As we continued, I found myself thinking of Domick and
Rushton, who must also have traversed these halls. Had they been conscious, walking with their hands chained behind their backs, or had they simply awakened in cells? Long ago I had experienced a vision of Domick in a cell, and I was suddenly convinced that cell was here. I shivered, profoundly glad that Rushton was safely aboard the
Umborine
.

Thoughts of the ship turned my attention to Brydda and the Sadorian who had mastered the third ship boat and the rest of Gwynedd’s armsfolk ashore. I could only pray that they had merely missed the entrance and had returned to the greatship. How would I tell Brydda’s parents if he perished? How would I bear his loss?

Then I thought of Gwynedd, wondering if he and the others had reached Cloistertown safely, and what sort of reception the Per had given them. Brydda had told me that Gwynedd had no intention of revealing that he was kin to the last Norse king unless he needed to induce the Norselanders to help him. I could not help but wonder why he imagined they would believe him, but according to Brydda, the Norselander had no doubts on that account.

Gilbert and Andorra were walking more quickly than I, and a little pool of darkness had opened between our lanterns.

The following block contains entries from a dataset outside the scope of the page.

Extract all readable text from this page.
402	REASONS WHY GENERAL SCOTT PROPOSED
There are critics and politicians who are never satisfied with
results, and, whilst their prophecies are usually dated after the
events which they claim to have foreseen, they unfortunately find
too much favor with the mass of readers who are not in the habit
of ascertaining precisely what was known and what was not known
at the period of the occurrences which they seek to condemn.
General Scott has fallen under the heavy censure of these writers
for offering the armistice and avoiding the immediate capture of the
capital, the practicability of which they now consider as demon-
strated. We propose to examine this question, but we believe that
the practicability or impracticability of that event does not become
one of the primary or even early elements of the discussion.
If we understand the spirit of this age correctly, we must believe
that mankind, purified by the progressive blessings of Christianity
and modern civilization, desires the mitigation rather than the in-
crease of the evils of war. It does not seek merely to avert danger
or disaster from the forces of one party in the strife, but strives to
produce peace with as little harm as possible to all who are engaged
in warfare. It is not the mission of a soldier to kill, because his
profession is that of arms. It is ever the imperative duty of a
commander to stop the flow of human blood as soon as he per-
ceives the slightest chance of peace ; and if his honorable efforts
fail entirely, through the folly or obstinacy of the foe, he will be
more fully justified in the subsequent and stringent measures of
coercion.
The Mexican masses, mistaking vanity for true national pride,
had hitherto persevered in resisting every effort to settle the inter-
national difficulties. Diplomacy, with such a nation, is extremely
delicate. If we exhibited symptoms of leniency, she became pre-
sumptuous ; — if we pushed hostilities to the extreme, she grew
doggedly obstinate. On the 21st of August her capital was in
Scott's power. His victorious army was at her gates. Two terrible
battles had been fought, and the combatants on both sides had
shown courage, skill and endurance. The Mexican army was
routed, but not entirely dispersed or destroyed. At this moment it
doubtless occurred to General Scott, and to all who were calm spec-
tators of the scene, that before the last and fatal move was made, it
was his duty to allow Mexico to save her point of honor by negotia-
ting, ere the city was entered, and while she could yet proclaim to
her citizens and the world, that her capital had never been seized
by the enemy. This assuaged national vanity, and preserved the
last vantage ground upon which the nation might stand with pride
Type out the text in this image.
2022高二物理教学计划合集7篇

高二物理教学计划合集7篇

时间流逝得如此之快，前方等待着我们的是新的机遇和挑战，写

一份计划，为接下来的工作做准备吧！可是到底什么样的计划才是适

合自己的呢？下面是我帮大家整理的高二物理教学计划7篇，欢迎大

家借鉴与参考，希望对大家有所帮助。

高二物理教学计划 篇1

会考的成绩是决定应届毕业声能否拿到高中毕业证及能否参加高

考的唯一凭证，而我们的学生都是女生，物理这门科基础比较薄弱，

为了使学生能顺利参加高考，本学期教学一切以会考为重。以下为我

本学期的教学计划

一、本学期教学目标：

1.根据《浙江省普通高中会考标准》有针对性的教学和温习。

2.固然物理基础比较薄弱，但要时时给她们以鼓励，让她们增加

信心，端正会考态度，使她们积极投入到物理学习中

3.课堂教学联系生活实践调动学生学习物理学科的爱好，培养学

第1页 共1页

I hastened to catch up as the horrible thought crept into my mind that, despite my certainty of Ariel’s departure from Norseland, I had no proof of it. I might come face to face with Ariel here as I had done so often in the dark and twisting passages of my dreams.

“Come to me,”
he had whispered many times. And now I had.

An hour later, I opened a door to a large bare dining chamber containing a long trestle and some twenty unadorned and
uncushioned chairs. It was the second I had seen, but the first had been a smaller and far more luxuriously appointed room with a thick red rug on the floor and embroidered chairs. There had also been two sitting rooms, one as large and bare as this dining chamber and another about half its size, with soft couches and embroidered chairs with beaded cushions. It looked as if Ariel used the bare rooms to entertain his official guests and kept the smaller more lavish versions for his own use.

“Come and look at this,” Gilbert murmured, beckoning. Andorra and I joined him at an open door to see a lavish bedchamber filled with every conceivable color, texture, and ornament, as well as every conceivable comfort.